Quest'uso era presente già nel '300, si ampiò molto nel '400 e da allora permane vivo nella
lingua effettivamente parlata e nelle scritture più direttamente comunicative. I puristi
continuarono a censurarlo drasticamente, fin quando il Manzoni si contrappose a questa
condanna, introducendo in massa nella seconda e definitiva edizione del romanzo (1840) le
forme lui, lei, loro. Da allora alcune grammatiche hanno aperto un po' una porta a questo uso,
di solito cavandosi d'impaccio col dire che è adatto allo stile "semplice", "colloquiale", "più
comune", oppure elencando una minuta serie di casi in cui non può essere evitato. Altre
grammatiche tacciono del tutto sull'argomento.
Assodata l'antica esistenza di quest'uso, occorre darne una spiegazione, per poter formulare
una regola che non sia di pura "autorità". La linguistica odierna lo spiega riconducendola a
due processi comunicativi che illustro qui di seguito.

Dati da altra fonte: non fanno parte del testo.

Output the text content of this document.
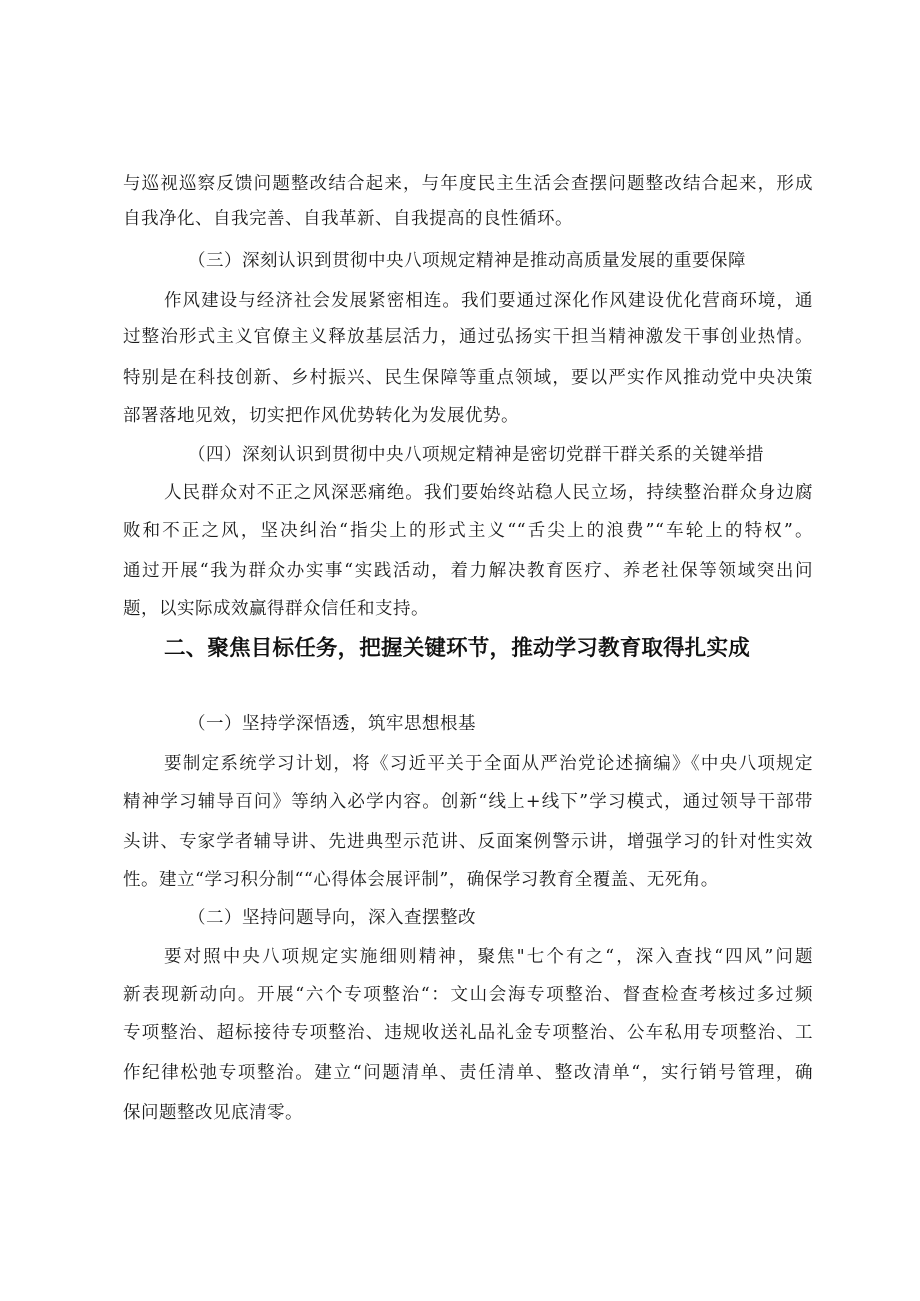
与巡视巡察反馈问题整改结合起来，与年度民主生活会查摆问题整改结合起来，形成
自我净化、自我完善、自我革新、自我提高的良性循环。
（三）深刻认识到贯彻中央八项规定精神是推动高质量发展的重要保障
作风建设与经济社会发展紧密相连。我们要通过深化作风建设优化营商环境，通
过整治形式主义官僚主义释放基层活力，通过弘扬实干担当精神激发干事创业热情。
特别是在科技创新、乡村振兴、民生保障等重点领域，要以严实作风推动党中央决策
部署落地见效，切实把作风优势转化为发展优势。
（四）深刻认识到贯彻中央八项规定精神是密切党群干群关系的关键举措
人民群众对不正之风深恶痛绝。我们要始终站稳人民立场，持续整治群众身边腐
败和不正之风，坚决纠治“指尖上的形式主义““舌尖上的浪费”“车轮上的特权”。
通过开展“我为群众办实事“实践活动，着力解决教育医疗、养老社保等领域突出问
题，以实际成效赢得群众信任和支持。
二、聚焦目标任务，把握关键环节，推动学习教育取得扎实成
（一）坚持学深悟透，筑牢思想根基
要制定系统学习计划，将《习近平关于全面从严治党论述摘编》《中央八项规定
精神学习辅导百问》等纳入必学内容。创新“线上+线下”学习模式，通过领导干部带
头讲、专家学者辅导讲、先进典型示范讲、反面案例警示讲，增强学习的针对性实效
性。建立“学习积分制““心得体会展评制”，确保学习教育全覆盖、无死角。
（二）坚持问题导向，深入查摆整改
要对照中央八项规定实施细则精神，聚焦"七个有之“，深入查找“四风”问题
新表现新动向。开展“六个专项整治“：文山会海专项整治、督查检查考核过多过频
专项整治、超标接待专项整治、违规收送礼品礼金专项整治、公车私用专项整治、工
作纪律松弛专项整治。建立“问题清单、责任清单、整改清单“，实行销号管理，确
保问题整改见底清零。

1. In molte espressioni linguistiche l'elemento che consideriamo "soggetto" in realtà ha una
doppia funzione: come elemento della frase fornisce al verbo il suo principale punto di
riferimento (che determina anche la persona e il numero del verbo stesso), ma nell'ambito
dell'intero discorso che si sta svolgendo, cioè con riferimento al senso dell'intero messaggio
prodotto in una determinata situazione, lo stesso elemento indica più ampiamente il
cosiddetto "tema", sul quale si viene a dare una nuova informazione. In questo caso è come
se la menzione di quell'elemento fosse accompagnata da espressioni quali per quanto
riguarda..., o riferendoci a... e simili. E queste espressioni comportano l'uso di una forma
obliqua.
In altri termini: in una pura costruzione linguistica fuori situazione (una "frase"), abbiamo un
semplice soggetto che accompagna un predicato, come in Mario parte o, con il pronome, egli
parte; in un discorso reale, invece, nel quale si è già parlato di Mario e si deve poi far sapere
che cosa fa quella persona, magari rispetto ad altri, noi abbiamo bisogno di dire che per
quanto riguarda Mario (o lui) parte. Quest'espressione diventa, in forma più concisa, lui (,)
parte.
2. Il secondo caso si ha quando l'elemento che fa da soggetto del verbo è posposto a questo:
è Mario, arriva Mario o, col pronome, è lui, arriva lui. Questa volta l'elemento che fa da
soggetto non ripropone un'informazione già data (non fa da tema), ma dà per la prima volta
quell'informazione: solo in quel momento apprendiamo che si tratta di Mario. L'informazione
nuova si definisce "rema" (termine che viene dal greco e vuol dire 'discorso'): di solito è
posposto al verbo, come si vede da espressioni comunissime come me l'ha detto Luisa, erano
partiti tutti, piovono sassi, rispondi tu, ecc. (parlando si può anteporre al verbo, ma allora
bisogna marcarlo con intonazione forte: MARIO è; LUISA me l'ha detto; TU rispondi, ecc.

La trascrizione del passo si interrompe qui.